A huge fan of Scott’s proposal for an IT modernization fund, Cobert believes that even as he departs the federal government with her amid the change of administration, his impact on federal IT modernization and arguing for it as a top-level concern will live on.
“There’s nothing that gets done in the federal government today, pretty much, without IT…It is embedded in what we do,” she said. “One of the things that Tony has done and the whole IT digitization effort has really been to transform and reiterate the importance of leaders owning their technology. You as a program lead have to own your technology, just like your IT team does, then you can figure out what’s important, then you can figure out how to do it in a way that’s secure, then you can understand what your users need.
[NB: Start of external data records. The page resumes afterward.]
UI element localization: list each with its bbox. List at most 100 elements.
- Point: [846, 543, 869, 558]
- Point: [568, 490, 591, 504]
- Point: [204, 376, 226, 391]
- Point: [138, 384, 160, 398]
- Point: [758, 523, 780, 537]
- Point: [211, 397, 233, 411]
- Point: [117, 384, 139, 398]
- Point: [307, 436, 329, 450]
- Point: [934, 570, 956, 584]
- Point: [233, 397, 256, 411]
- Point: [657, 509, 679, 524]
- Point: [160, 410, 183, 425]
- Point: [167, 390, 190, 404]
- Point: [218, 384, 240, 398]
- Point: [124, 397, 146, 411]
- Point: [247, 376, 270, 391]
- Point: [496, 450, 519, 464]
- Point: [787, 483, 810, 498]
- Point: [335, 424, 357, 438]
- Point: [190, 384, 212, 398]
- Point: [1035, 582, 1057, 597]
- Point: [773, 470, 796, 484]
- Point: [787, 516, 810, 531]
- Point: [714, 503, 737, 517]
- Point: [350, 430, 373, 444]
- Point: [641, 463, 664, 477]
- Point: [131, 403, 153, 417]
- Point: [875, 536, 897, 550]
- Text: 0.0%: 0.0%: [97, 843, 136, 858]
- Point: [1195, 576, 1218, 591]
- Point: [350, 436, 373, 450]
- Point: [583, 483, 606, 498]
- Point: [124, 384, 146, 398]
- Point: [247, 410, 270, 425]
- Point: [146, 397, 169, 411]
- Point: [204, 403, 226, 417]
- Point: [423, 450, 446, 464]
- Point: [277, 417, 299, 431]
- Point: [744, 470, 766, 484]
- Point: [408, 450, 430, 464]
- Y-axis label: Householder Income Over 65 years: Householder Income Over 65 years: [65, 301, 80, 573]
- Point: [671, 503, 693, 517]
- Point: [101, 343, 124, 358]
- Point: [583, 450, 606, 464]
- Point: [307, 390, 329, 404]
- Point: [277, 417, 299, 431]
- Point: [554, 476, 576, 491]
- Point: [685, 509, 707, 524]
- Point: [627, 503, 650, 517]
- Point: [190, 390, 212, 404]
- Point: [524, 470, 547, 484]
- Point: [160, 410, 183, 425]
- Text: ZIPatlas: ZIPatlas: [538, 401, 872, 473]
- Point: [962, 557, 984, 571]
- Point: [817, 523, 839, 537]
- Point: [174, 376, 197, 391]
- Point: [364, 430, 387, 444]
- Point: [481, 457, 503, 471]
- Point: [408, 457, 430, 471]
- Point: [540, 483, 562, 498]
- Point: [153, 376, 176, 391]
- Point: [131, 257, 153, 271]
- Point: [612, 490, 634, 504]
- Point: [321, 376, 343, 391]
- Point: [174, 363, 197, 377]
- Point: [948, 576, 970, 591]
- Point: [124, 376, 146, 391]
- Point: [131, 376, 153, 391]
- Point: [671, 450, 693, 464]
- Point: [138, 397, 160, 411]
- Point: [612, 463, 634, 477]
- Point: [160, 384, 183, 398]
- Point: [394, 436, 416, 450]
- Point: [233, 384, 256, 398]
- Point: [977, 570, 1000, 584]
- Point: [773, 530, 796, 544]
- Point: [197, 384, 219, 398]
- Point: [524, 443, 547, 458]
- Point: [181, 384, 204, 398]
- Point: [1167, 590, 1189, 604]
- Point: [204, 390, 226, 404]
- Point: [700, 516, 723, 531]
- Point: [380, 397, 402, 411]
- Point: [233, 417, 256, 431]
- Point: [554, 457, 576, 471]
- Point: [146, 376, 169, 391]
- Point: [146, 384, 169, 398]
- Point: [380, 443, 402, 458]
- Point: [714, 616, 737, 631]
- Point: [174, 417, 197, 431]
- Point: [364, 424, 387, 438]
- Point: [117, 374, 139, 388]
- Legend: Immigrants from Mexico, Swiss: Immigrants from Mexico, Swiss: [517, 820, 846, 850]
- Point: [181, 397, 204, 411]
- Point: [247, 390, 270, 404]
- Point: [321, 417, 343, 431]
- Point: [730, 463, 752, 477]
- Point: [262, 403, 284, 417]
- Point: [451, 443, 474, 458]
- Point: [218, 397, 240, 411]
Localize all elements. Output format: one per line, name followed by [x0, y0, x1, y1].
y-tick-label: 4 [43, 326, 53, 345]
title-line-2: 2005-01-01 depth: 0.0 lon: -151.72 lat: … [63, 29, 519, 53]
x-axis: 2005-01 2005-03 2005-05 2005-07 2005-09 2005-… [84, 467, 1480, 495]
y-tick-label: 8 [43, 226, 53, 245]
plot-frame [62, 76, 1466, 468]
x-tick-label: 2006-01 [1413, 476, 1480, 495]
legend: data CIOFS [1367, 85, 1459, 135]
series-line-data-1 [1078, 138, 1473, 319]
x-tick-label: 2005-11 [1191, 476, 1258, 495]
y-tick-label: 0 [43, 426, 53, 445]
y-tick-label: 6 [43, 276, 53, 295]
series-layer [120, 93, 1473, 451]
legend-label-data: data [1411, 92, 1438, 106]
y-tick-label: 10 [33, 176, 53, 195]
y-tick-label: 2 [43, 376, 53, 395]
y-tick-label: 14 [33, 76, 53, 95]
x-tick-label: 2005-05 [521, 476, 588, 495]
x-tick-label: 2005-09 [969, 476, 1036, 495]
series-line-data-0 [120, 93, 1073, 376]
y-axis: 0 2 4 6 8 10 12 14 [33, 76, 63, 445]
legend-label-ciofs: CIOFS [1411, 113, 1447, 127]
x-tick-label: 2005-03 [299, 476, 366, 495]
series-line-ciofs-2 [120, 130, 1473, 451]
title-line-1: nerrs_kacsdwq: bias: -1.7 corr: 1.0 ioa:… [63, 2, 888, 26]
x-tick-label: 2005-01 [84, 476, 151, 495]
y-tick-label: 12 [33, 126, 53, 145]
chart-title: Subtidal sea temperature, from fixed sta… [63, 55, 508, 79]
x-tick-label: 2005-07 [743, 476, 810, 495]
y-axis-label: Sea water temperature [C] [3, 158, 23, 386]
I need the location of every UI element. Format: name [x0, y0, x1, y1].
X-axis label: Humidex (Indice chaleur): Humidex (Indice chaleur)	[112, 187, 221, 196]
And that change in mindset and elevating the role of IT, the decision-making around IT, will be an incredibly important lasting legacy [of Scott’s]. That’s how IT just has to operate.”
Emphasis on acting
Cobert will leave Friday as acting director of OPM after never receiving Senate confirmation and being held political hostage in Louisiana Republican Sen. David Vitter’s campaign to block her confirmation until she addressed a contentious ruling OPM issued in 2013 on how the Affordable Care Act applies to members of Congress. Vitter charges that OPM essentially exempted lawmakers from the ACA rules; Cobert was not with OPM when that ruling was issued.
Despite that, she said she always took her title of “acting” literally, “meaning I’m supposed to be acting,” she said. “So I acted. I did things, and I think we just decided we were going to get work done. We had the opportunity and the authority to do it, so we did.”
Her lack of a Senate confirmation didn’t necessarily affect her position to advocate for funding to spur the necessary IT modernization and cyber enhancements, she said. However, Congress’ inability to pass a complete budget — particularly one in which the president called for a “meaningful increase” in IT funding for the agency — makes it difficult for OPM to execute on its vision for IT modernization, Cobert explained.
“We are now in the space where we have a [continuing resolution]. We don’t know how that’s going to get resolved,” she said referring to the legislation funding the government into April. “We are absolutely committed to continuing the investments we’ve made in cyber. That is a priority for how we’re prioritizing our budget as an agency. But to modernize our systems — to get them to the place where they need to be — we need funding. And in the context of a CR, we are living at 16 levels. You can’t get that done that way.”
Cobert hasn’t nailed down her next move after leaving OPM. She told OPM employees in an email Tuesday she’ll move back to Denver to live with her husband and family and sort out her next steps.
“I am hopeful that my path will continue to include service to my community and my country,” the email said. “Wherever I go, I will tell the story of OPM and the incredible 2.1 million men and women of the federal workforce who come to work every day without praise or fanfare and do the hard but necessary work of improving the lives of the American people.”
Chief Management Officer Kathleen McGettigan will lead OPM in Cobert’s absence until the Senate confirms a director appointed by Trump.